What should be done to maintain distributed database keys? (More specifically for example, a replicated database that is updated on more than one machine or a table that is not always connected.) GUIDs have their issues, although they're a possibility. Is there a better solution? This is not an emergency. I'm just interested. ;-)
I concur with Fatherjack and that is generally the solution I have seen used when you want a surrogate key. Another possible answer is to look for a natural key. Not everything has a natural key that is appropriate, but when they do it tends to remove the problem entirely.
Generally with replication you get to set a range of IDs per subscriber so that they are exclusive they get to use up that range between syncs. When they sync and have used thier range they get given the next range after the current largest in use. EG subsvr1 gets ID range 1 - 10000 subsvr2 gets ID range 10001 - 20000 they both use IDs subsvr1 gets to the end of its range 1st and then gets issued 20001 - 30000 and so on. setting the range sizes is where you come in. You have to estimate the suitable range to allow offline functionality. beware large transactions that bump into the end of the range - the whole job gets rolled back ...
Starting from SQL Server 2000, there is a way to manage identity keys by letting the replication allocate different ranges to publishers and subscribers. The problem with this approach is the clustering. Identity keys are ideal clustering candidates because they are both ever increasing and never changing. In the distributed environment, the replication of such data will inevitably lead to inconsistent page splits. The same is applied to GUIDs. I believe that the page split damage can and should be minimized by not allowing front ends to feed the database objects with guids but rather by opting to implement newsequentialid() column defaults. This is not a bullet-proof approach of course because the sequential guids are reseeded at reboot, so they do lead to page splits even locally, and certainly in distributed environment. Another approach is the manufacturing of the pseudo-identity values by borrowing some info from other identifiers. This sounds attractive, but is inherently flawed if the subscribers move from one parent host to another. I happen to have practically worked with GUIDS and the last option, never with seeding identities for subscribers. Any scenario will require one to consider fillfactors very carefully. GUID approach is the easiest to maintain, but it cost some extra space because of the size (16 byte guid is twice as wide as 8-byte bigint, which matters when multiplied by all indexes referencing 8 extra bytes on every leaf pages index record of every non-clustered index in the table). The space is cheap enough though, so GUID combined with appropriately chosen fillfactor (usually 80 to 90) seems to be the easiest way to go. Oleg
I'm going for door number three! We are using homegrown key management for our system. Ids generated on the fly using number ranges based on location. This is a potential bottleneck for inserts - namely when lots of people try to get the next Id, but our system is not constrained on that side of things, so it is not a problem. The other option we looked at was a composite primary key, where a single tinyint column is prepended to the "real" key and hard-set per node in the replication. Don't really know why we didn't go down that route - as we wouldn't have any further problems with number range crashes down the road.

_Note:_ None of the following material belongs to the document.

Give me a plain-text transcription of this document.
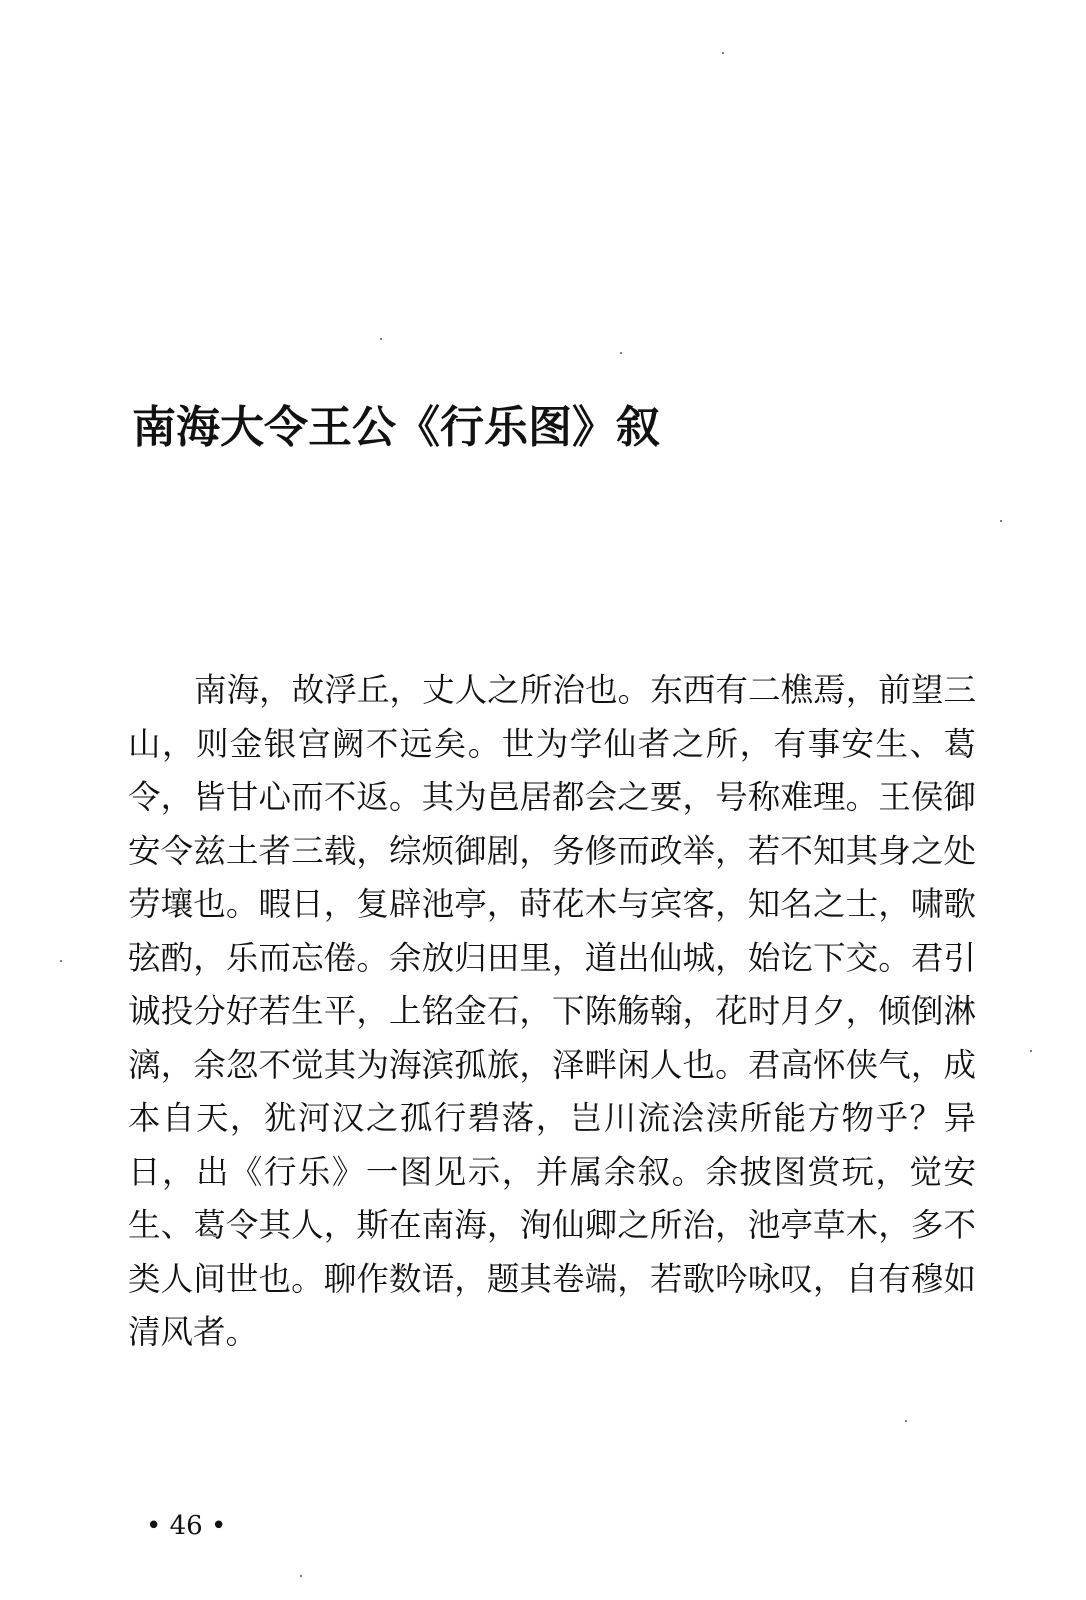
南海大令王公《行乐图》叙

南海，故浮丘，丈人之所治也。东西有二樵焉，前望三山，则金银宫阙不远矣。世为学仙者之所，有事安生、葛令，皆甘心而不返。其为邑居都会之要，号称难理。王侯御安令兹土者三载，综烦御剧，务修而政举，若不知其身之处劳壤也。暇日，复辟池亭，莳花木与宾客，知名之士，啸歌弦酌，乐而忘倦。余放归田里，道出仙城，始讫下交。君引诚投分好若生平，上铭金石，下陈觞翰，花时月夕，倾倒淋漓，余忽不觉其为海滨孤旅，泽畔闲人也。君高怀侠气，成本自天，犹河汉之孤行碧落，岂川流浍渎所能方物乎？异日，出《行乐》一图见示，并属余叙。余披图赏玩，觉安生、葛令其人，斯在南海，洵仙卿之所治，池亭草木，多不类人间世也。聊作数语，题其卷端，若歌吟咏叹，自有穆如清风者。

• 46 •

For what it's worth, I've done this before using identity seed and increment for surrogate keys - so, in a 5 node system, I might have: * Node1.Table1 - IDENTITY(1, 10) * Node2.Table1 - IDENTITY(2, 10) * Node3.Table1 - IDENTITY(3, 10) * Node4.Table1 - IDENTITY(4, 10) * Node5.Table1 - IDENTITY(5, 10) This left some space for expansion, and made sure there were no issues 'down the line'. However, as Oleg points out (+1), clustering can become an issue if one node accumulates rows at a different rate to the others.
A natural key. A guid makes a good surrogate but natural keys (I prefer the term "business keys", which means the same thing) are just as important in a distributed database as in a non-distributed one - potentially more so.